Naturally this is a bomb and GS stocks have fallen four points since the letter was published today. And it's probably just the beginning.
According to Matt Taibbi at Rolling Stone:
The essence of Smith’s piece is devastating. He points to one simple, specific problem in the company: the fact that Goldman routinely screws its own clients.
Smith confesses his ultimate disgust about the company's practices:
It makes me ill how callously people talk about ripping their clients off. Over the last 12 months I have seen five different managing directors refer to their own clients as "muppets," sometimes over internal e-mail. Even after the S.E.C., Fabulous Fab, Abacus, God’s work, Carl Levin, Vampire Squids? No humility? I mean, come on.

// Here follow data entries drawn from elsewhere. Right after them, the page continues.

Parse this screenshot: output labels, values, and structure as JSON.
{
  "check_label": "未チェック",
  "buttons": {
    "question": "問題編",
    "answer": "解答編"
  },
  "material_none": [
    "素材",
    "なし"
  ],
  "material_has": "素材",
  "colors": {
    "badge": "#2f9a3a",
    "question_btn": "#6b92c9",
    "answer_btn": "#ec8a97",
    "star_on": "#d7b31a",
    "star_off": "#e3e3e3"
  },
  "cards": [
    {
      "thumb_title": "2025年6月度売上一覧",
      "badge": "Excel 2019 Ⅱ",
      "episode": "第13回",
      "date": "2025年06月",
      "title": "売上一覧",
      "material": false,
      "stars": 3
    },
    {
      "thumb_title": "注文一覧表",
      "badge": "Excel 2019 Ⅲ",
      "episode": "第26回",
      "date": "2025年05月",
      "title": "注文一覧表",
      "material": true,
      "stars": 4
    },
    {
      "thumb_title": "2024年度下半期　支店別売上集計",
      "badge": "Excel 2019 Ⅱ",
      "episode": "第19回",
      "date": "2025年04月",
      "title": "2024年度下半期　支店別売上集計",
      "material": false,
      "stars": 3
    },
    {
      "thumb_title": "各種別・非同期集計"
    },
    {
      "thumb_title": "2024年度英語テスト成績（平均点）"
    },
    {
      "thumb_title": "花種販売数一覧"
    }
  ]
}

Muppets? That's professional!
In a higher tier and more uptight magazine, Forbes, Peter Cohan writes:
What is so bad about Blankfein’s Goldman? In Smith’s view, it gives power to the people who make the most money — and it encourages people to do that by shifting complicated financial instruments that Goldman wants off its own balance sheet onto those of its clients.
In other words: they sell junk to clients so GS can have more profits.

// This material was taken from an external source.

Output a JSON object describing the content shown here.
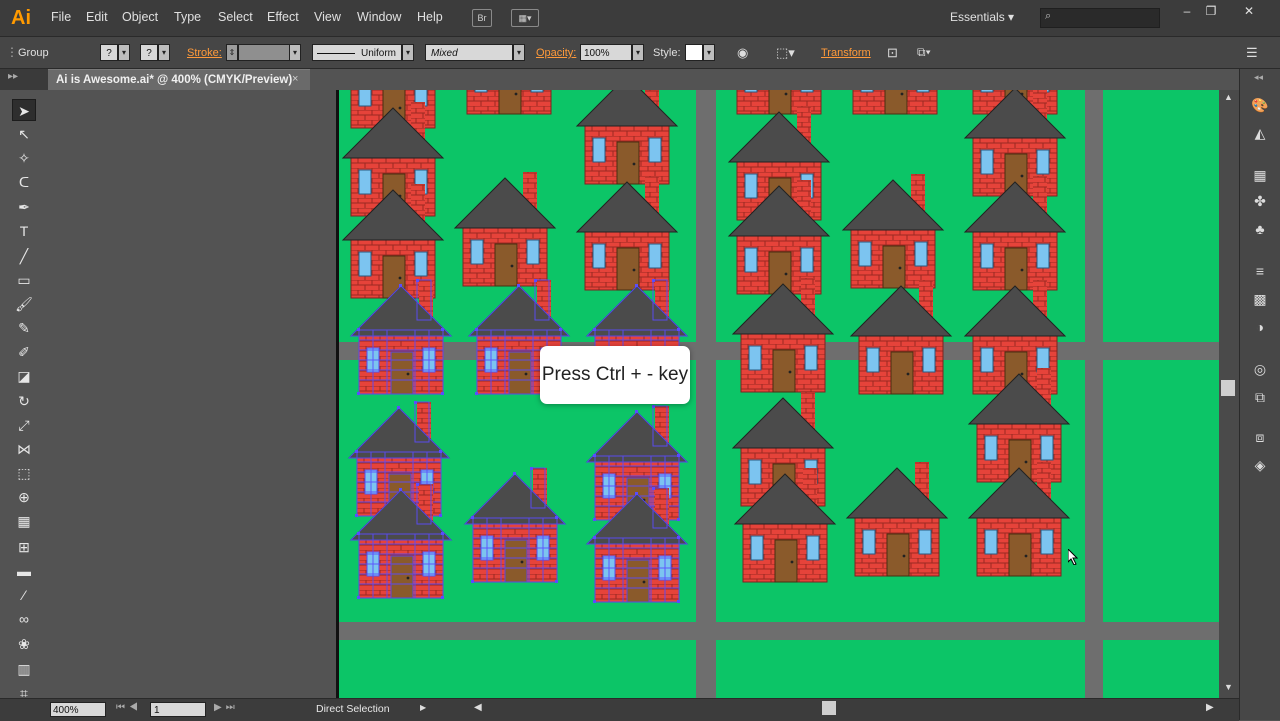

He also posts three possible reasons why GS still have customers in spite of its many wrongdoings and increasingly bad reputation:
- That they still make some benefits in spite of all
- That they are naive enough to be blinded by GS' name the same that they or others were by Maddoff
- That they have no alternative: GS is a monopoly in its market segment
Maybe a combination of the three, although I doubt that you can make any benefits trusting someone who calls you muppet on your back.

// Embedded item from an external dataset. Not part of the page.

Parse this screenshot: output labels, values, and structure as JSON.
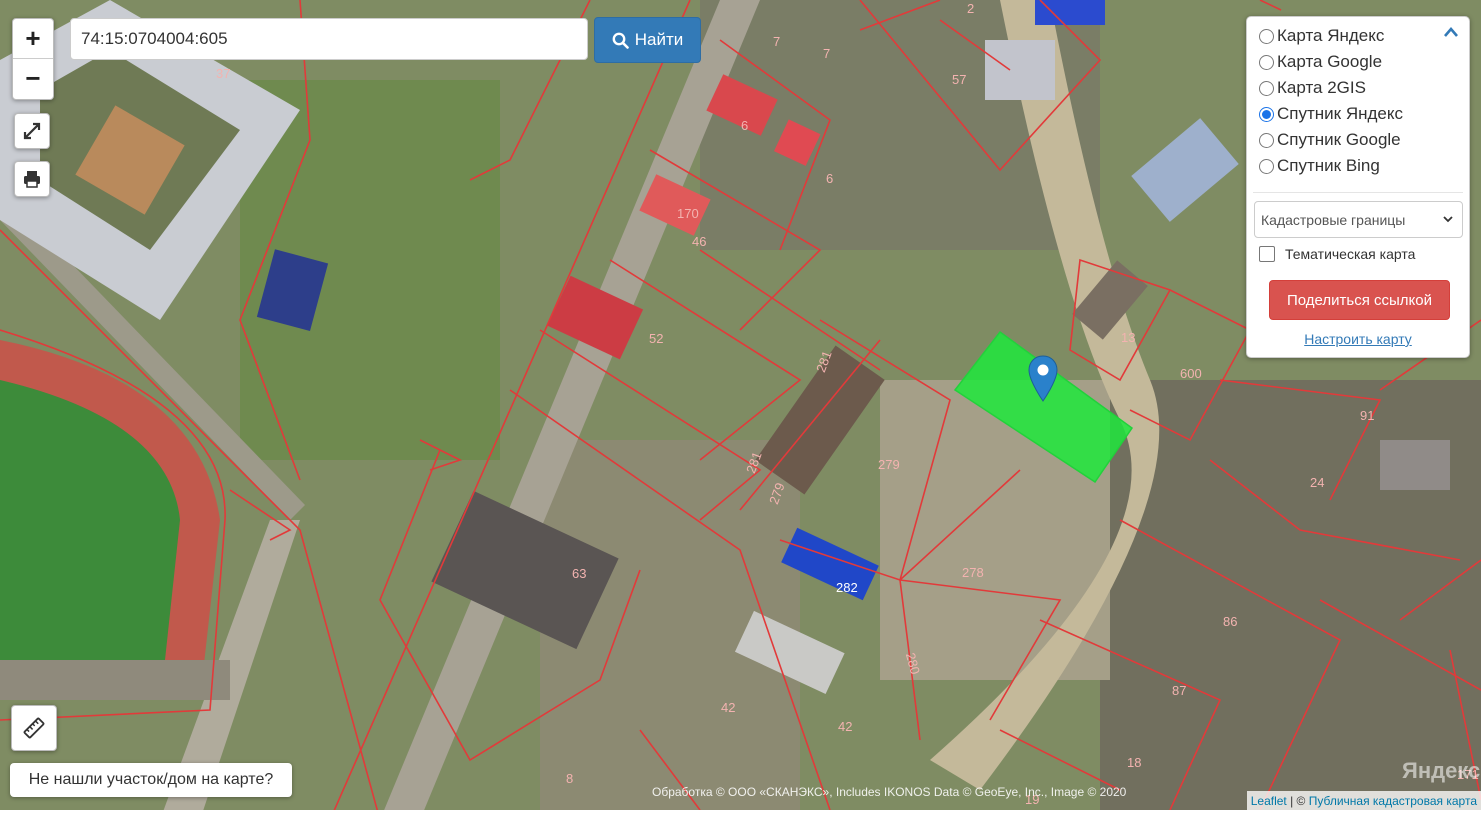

Still, one wonders if all this is little more than a maneuver, to prepare the return of Henry Paulson (yes the Paulson who bailed out Goldman Sachs while he was Secretary of Treasury under Bush Jr.) to the most powerful corporation on Earth (or otherwise replace current CEO Lloyd Blankfein by someone else, like his second on board Gary Cohn).
One also wonders what implications this may have on the widespread domination of GS over today's European Union or even if the inter-penetration of GS and the European crisis have something to do with it.
I can even imagine secret ethic wars between the WASP, the Jewish and the Italian mafias within this corporation. But I do not know.
Not yet at least but it is a matter to watch carefully, not in vain this is probably the most powerful bank and economists' mafia on Earth.